DDX5 promotes therapeutic resistance of CRPC through activation of DNA repair (A and B) DDX5 downregulation reduces DNA damage repair efficiency by immunofluorescent (IF) and irradiation induced foci (IRIF) counting. The DU-145 cells were transfected with 150 nM DDX5-ASO (hmASO3) or control-ASO, and 3 days later, the cells were exposed to 5 Gy IR and further cultured for various time periods (UIR = unirradiated, 1, 7, and 24 h). IF staining using anti-γH2AX antibody was carried out (A). The graph shows a higher number of the IRIF in DDX5-ASO-treated cells compared with the control-ASO-transfected cells (B). (C) WB analysis shows that DDX5 depletion defects the DNA repair process. DU-145 cells transfected with the DDX5-ASO (hmASO3) or control-ASO (150 nM) were exposed to 5 Gy IR and further cultured for 7 h. The total protein extract or compartment extracts including cytoplasmic and nuclear extracts were subjected to WB analysis using anti-DDX5 Ab, anti-γH2AX Ab, and GAPDH used as a loading control. (D and E) DDX5 knockdown enhances cell sensitivity to DNA damage stress stimuli such as irradiation (D) and cisplatin (E). The DU-145 cells were transfected with DDX5-ASO for 2 days, treated with either irradiation or cisplatin, and subjected to cell proliferation evaluation using MTT assay after 2 days. The MTT tests were performed with triplication. DDX5-ASO can lower GI₅₀ of cisplatin up to nearly three times. (F) In DDX5-overexpressed PC cells, DDX5 facilitates two main DNA repair pathways (NHEJ, NER), ensuring the proper DNA repair upon DNA damage-inducing therapies such as irradiation and chemotherapy, thereby promoting cell survival, PC development, and therapeutic resistance (left panel).
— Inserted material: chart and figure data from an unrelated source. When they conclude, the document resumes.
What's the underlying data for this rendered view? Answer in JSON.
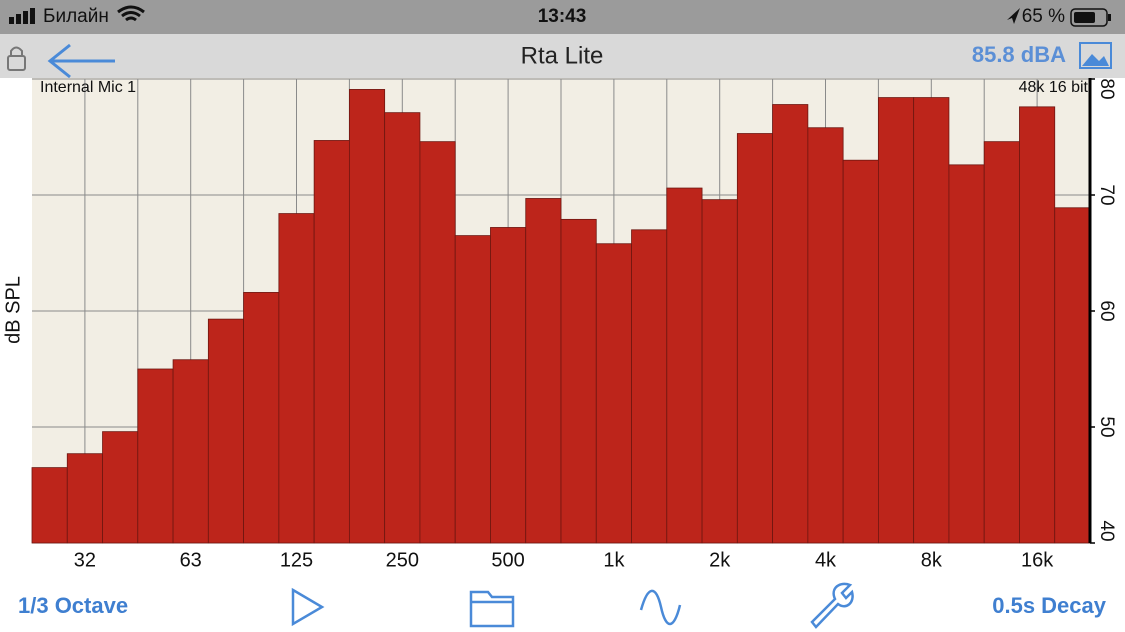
{
  "status_bar": {
    "carrier": "Билайн",
    "time": "13:43",
    "battery": "65 %"
  },
  "nav_bar": {
    "title": "Rta Lite",
    "level": "85.8 dBA"
  },
  "chart_data": {
    "type": "bar",
    "y_label": "dB SPL",
    "annotations": [
      "Internal Mic 1",
      "48k 16 bit"
    ],
    "categories": [
      null,
      "32",
      null,
      null,
      "63",
      null,
      null,
      "125",
      null,
      null,
      "250",
      null,
      null,
      "500",
      null,
      null,
      "1k",
      null,
      null,
      "2k",
      null,
      null,
      "4k",
      null,
      null,
      "8k",
      null,
      null,
      "16k",
      null
    ],
    "values": [
      46.5,
      47.7,
      49.6,
      55.0,
      55.8,
      59.3,
      61.6,
      68.4,
      74.7,
      79.1,
      77.1,
      74.6,
      66.5,
      67.2,
      69.7,
      67.9,
      65.8,
      67.0,
      70.6,
      69.6,
      75.3,
      77.8,
      75.8,
      73.0,
      78.4,
      78.4,
      72.6,
      74.6,
      77.6,
      68.9
    ],
    "color": "#bd251b",
    "ylim": [
      40,
      80
    ],
    "yticks": [
      40,
      50,
      60,
      70,
      80
    ],
    "grid": true
  },
  "toolbar": {
    "resolution": "1/3 Octave",
    "decay": "0.5s Decay"
  }
}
Conversely, DDX5-downregulated PC cells failed to repair DNA lesions; therefore, they are sensitive to treatments (right panel). ∗p < 0.05; ∗∗p < 0.01; ∗∗∗p < 0.001; ns, non-significant.

Figure 7

The scheme illustrates a hypothesis picture of how DDX5 can promote tumor progression and therapeutic resistance via playing as a cross-talk among different signaling pathways such as transcription, RNA processing, and DNA repair in CRPC The increased R-loop formation frequently occurs in accessible chromatin regions of highly transcribed genes located in gene-rich areas that are more sensitive to DNA damage-inducing therapies than the other parts of the genome. Without any treatments, DDX5 mediates R-loops structure, recruits and/or binds with RNAPII, transcription initiation complex (TFIIH), and other transcription factors (TFs), and participates in coupling transcription-RNA process, thereby facilitating transcription process, preventing DNA damages, and promoting tumor development. On the other hand, upon DNA damage-inducing therapies, DDX5 can immediately facilitate DNA repair at the active transcription sites either via clearance of RNA transcripts of R-loop or enhancing the recruitment and/or activity of the DNA repair machinery (Ku complex, TFIIH complex), ensuring proper and rapid DNA repair, resulting in genomic maintenance and tolerance enhancement of cancer cells to therapies.